We Need to Reclaim the Education of our Children.

Democrat Lawmakers Push Bill to Teach Children Difference Between Fake and Credible Media
https://www.breitbart.com/politics/2021/02/09/democrat-lawmakers-push-bill-to-teach-children-difference-between-fake-and-credible-media/

McLachlan says, “lawmakers need to help school children identify fake news and disinformation, since many have access to Facebook, Twitter, and other sites where information is not always accurate.” McLachlan’s colleague Cutter elaborates to miss the point in an even more comically terrifying fashion saying, “We just want to give them the tools so they can figure it out and understand what makes a credible source and then they can form their own opinions about that information.” Lawmakers need to stay away from school children. I would argue strongly that we should homeschool and help each other fund tuition for private schools. Still, regarding public schools, even if we accept and understand that we are sending our kids to a government building to be educated by the government, those statements by McLachlan and Cutter are immensely flawed and miss the point.


Teachers and parents, through the education they provide to their children, should be arming them with everything they need to identify false information. By providing kids with a strong liberal arts education, they will understand history, philosophy, logic, and reason so that they can determine for themselves which information rings true and false. If kids are given a quality education, they will come out of it with that important instinct that all of us should have to stop and think for a moment, “hmm, I wonder if this is true in exactly the way it is being told to me?” We do not need big brother here (or big sisters as the case may be) to determine a “trustworthy index of sources” in typical leftist authoritarian, top-down fashion. We need a better liberal arts education.

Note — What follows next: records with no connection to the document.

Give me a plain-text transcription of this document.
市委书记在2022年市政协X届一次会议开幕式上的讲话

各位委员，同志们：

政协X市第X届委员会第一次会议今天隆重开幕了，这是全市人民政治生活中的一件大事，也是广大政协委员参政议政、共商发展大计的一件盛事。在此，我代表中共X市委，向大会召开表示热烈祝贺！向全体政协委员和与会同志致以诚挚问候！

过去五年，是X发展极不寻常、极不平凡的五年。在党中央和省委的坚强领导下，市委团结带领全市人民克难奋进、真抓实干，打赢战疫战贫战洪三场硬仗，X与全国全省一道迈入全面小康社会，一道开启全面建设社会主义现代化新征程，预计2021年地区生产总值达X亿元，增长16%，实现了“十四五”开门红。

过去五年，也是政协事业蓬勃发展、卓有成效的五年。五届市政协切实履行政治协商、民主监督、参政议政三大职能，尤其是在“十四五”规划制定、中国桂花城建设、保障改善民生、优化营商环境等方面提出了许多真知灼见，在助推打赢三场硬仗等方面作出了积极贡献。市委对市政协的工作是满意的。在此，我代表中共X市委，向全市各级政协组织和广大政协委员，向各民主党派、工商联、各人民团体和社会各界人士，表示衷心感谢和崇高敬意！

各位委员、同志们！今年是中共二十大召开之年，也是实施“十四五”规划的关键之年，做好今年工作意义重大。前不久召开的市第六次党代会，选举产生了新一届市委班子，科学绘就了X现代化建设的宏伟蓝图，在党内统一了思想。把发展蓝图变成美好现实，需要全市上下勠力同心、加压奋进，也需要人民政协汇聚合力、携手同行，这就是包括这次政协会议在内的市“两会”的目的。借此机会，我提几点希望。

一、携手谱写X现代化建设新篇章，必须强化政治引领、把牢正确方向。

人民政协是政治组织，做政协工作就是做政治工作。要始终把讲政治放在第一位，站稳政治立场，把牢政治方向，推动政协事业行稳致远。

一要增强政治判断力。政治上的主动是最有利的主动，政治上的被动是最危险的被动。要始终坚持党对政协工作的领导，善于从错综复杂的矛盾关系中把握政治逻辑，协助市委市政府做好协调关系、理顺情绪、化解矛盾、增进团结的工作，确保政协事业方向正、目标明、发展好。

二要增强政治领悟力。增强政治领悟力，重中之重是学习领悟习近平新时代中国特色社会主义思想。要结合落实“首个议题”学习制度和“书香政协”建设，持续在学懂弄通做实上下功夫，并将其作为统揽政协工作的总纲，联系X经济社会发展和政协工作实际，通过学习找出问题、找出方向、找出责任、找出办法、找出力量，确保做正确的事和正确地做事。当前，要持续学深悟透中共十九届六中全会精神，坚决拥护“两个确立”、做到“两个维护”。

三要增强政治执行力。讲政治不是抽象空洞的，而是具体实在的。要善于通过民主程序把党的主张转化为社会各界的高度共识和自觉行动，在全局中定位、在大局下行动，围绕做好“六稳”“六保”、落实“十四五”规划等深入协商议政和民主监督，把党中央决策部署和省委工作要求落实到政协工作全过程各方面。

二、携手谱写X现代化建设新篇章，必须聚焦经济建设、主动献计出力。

The picture chosen for the article is heartbreaking enough. At the risk of sounding like I am “out of touch”, I see no reason why the kids in that picture, as young as they look, should have access to smart phones. No child that young should have a Facebook, Twitter, or online presence of any kind really. I and other 90’s kids can probably testify to the potential for damage, confusion and perhaps life-long struggles that arise from exposure to the Internet too early, and I did not have my first cell phone until age 15. Part of the problem with our society is that we have forgotten the dire need to protect children, to shelter them from the myriad terrible influences of society. This is not to say that they should be kept in a bubble. At the very least when they happen upon some crazy new thing they have never seen before that they do not understand and do not know how to reconcile with their current worldview, should not the parents be around to help with that process? Even if we cannot be everywhere with our children, could we at least try to limit their exposure to a bit less than the “fire hose method” of handing them a smart phone and sending them off to school?! This solution alone puts to bed the initial justification by McLachlan in the article. If they did not have access to the Internet via pocket-sized devices everywhere they went, big sister McLachlan would not be able to use that as a justification for increased top-down government influence on children.


We need to take back this culture folks. This need is shown most strongly in our schools. How can we expect to raise the next generation of Americans as a generation that will be able and willing to carry on the founding values of this nation if we are signing over that responsibility to politicians like McLachlan and Cutter? Take the pay cut, forgo the “benefits” of a dual-income household whenever possible, help each other financially to be able to do so, etc. so that our children can be brought up by their parents, not by the government. By banding together and forming groups at Churches and other local community centers we can reclaim this most important responsibility.